From: Dustin Hurt
Time: 8:31:30 PM
Remote Name: 18.104.22.168
Dustin Hurt History 67 21 February, 2000
When the founders of America imagined a capital city they imagined one that contained the best parts of several European models. In Jefferson’s letter to L’Enfant he refers to the cities of Frankfort-on-the-Mayne, Carlsruhe, Amsterdam, Strasburg, Paris, Orleans, Bordeaux, Lyons, Montpelier, Marseilles, Turin, and Milan, as cities that he likes. He even goes as far as providing the designer with detailed maps with observations on each. The city was to be a where the government would be centrally located and easy to get to. It would have a deep port for commerce and public parks for convenient everyday recreation. The "Mall", as one such park was called, was to contain "public buildings to house government offices, museums, theaters, and foreign embassies, providing "...all such sort of places as may be attractive to the learned and afford diversion to the idle."" The man that founders turned to was Pierre Charles L'Enfant.

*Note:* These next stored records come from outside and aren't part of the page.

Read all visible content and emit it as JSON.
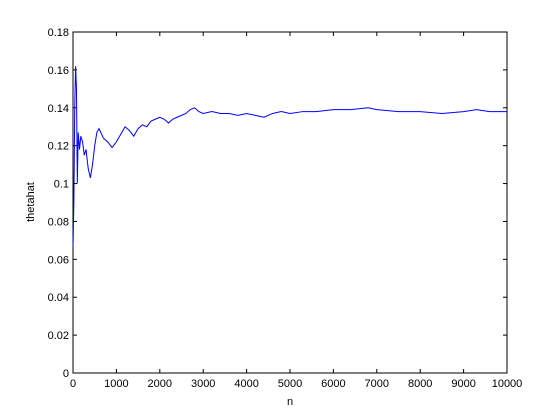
{
  "chart_data": {
    "type": "line",
    "xlabel": "n",
    "ylabel": "thetahat",
    "x": [
      1,
      20,
      40,
      60,
      80,
      100,
      120,
      150,
      180,
      220,
      260,
      300,
      350,
      400,
      450,
      500,
      550,
      600,
      700,
      800,
      900,
      1000,
      1100,
      1200,
      1300,
      1400,
      1500,
      1600,
      1700,
      1800,
      1900,
      2000,
      2100,
      2200,
      2300,
      2400,
      2500,
      2600,
      2700,
      2800,
      2900,
      3000,
      3200,
      3400,
      3600,
      3800,
      4000,
      4200,
      4400,
      4600,
      4800,
      5000,
      5300,
      5600,
      6000,
      6400,
      6800,
      7000,
      7500,
      8000,
      8500,
      9000,
      9300,
      9600,
      10000
    ],
    "series": [
      {
        "color": "#0000ff",
        "values": [
          0.067,
          0.09,
          0.14,
          0.162,
          0.15,
          0.1,
          0.127,
          0.118,
          0.125,
          0.122,
          0.115,
          0.118,
          0.108,
          0.103,
          0.11,
          0.12,
          0.127,
          0.129,
          0.124,
          0.122,
          0.119,
          0.122,
          0.126,
          0.13,
          0.128,
          0.125,
          0.129,
          0.131,
          0.13,
          0.133,
          0.134,
          0.135,
          0.134,
          0.132,
          0.134,
          0.135,
          0.136,
          0.137,
          0.139,
          0.14,
          0.138,
          0.137,
          0.138,
          0.137,
          0.137,
          0.136,
          0.137,
          0.136,
          0.135,
          0.137,
          0.138,
          0.137,
          0.138,
          0.138,
          0.139,
          0.139,
          0.14,
          0.139,
          0.138,
          0.138,
          0.137,
          0.138,
          0.139,
          0.138,
          0.138
        ]
      }
    ],
    "xlim": [
      0,
      10000
    ],
    "xticks": [
      0,
      1000,
      2000,
      3000,
      4000,
      5000,
      6000,
      7000,
      8000,
      9000,
      10000
    ],
    "ylim": [
      0,
      0.18
    ],
    "yticks": [
      0,
      0.02,
      0.04,
      0.06,
      0.08,
      0.1,
      0.12,
      0.14,
      0.16,
      0.18
    ],
    "grid": false
  }
}
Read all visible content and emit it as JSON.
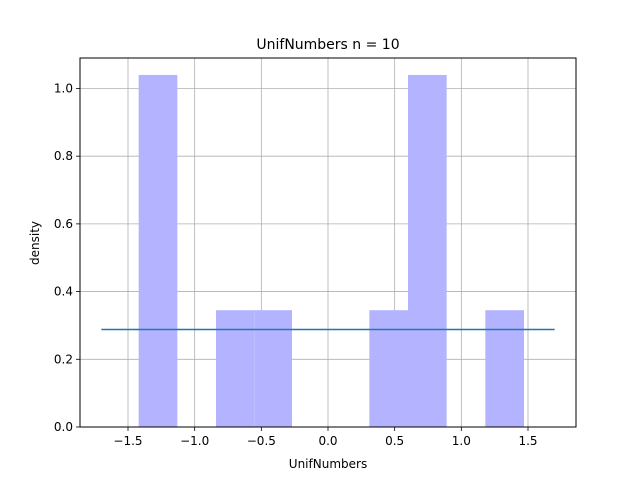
{
  "chart_data": {
    "type": "bar",
    "title": "UnifNumbers n = 10",
    "xlabel": "UnifNumbers",
    "ylabel": "density",
    "xlim": [
      -1.86,
      1.86
    ],
    "ylim": [
      0,
      1.09
    ],
    "grid": true,
    "x_ticks": [
      -1.5,
      -1.0,
      -0.5,
      0.0,
      0.5,
      1.0,
      1.5
    ],
    "x_tick_labels": [
      "−1.5",
      "−1.0",
      "−0.5",
      "0.0",
      "0.5",
      "1.0",
      "1.5"
    ],
    "y_ticks": [
      0.0,
      0.2,
      0.4,
      0.6,
      0.8,
      1.0
    ],
    "y_tick_labels": [
      "0.0",
      "0.2",
      "0.4",
      "0.6",
      "0.8",
      "1.0"
    ],
    "bar_color": "#b3b3ff",
    "line_color": "#1f77b4",
    "bins": [
      {
        "x0": -1.42,
        "x1": -1.13,
        "value": 1.04
      },
      {
        "x0": -1.13,
        "x1": -0.84,
        "value": 0.0
      },
      {
        "x0": -0.84,
        "x1": -0.55,
        "value": 0.345
      },
      {
        "x0": -0.55,
        "x1": -0.27,
        "value": 0.345
      },
      {
        "x0": -0.27,
        "x1": 0.02,
        "value": 0.0
      },
      {
        "x0": 0.02,
        "x1": 0.31,
        "value": 0.0
      },
      {
        "x0": 0.31,
        "x1": 0.6,
        "value": 0.345
      },
      {
        "x0": 0.6,
        "x1": 0.89,
        "value": 1.04
      },
      {
        "x0": 0.89,
        "x1": 1.18,
        "value": 0.0
      },
      {
        "x0": 1.18,
        "x1": 1.47,
        "value": 0.345
      }
    ],
    "density_line": {
      "x": [
        -1.7,
        1.7
      ],
      "y": [
        0.288,
        0.288
      ]
    }
  }
}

He was an engineer from France who had earned the recognition of George Washington during the Revolutionary War. L'Enfant had worked on projects such as Federal Hall in New York City before being appointed to design a new capital city in 1791. A year later he was let go from the project because of a disagreement with the committee that Washington had appointed to oversee the new capital.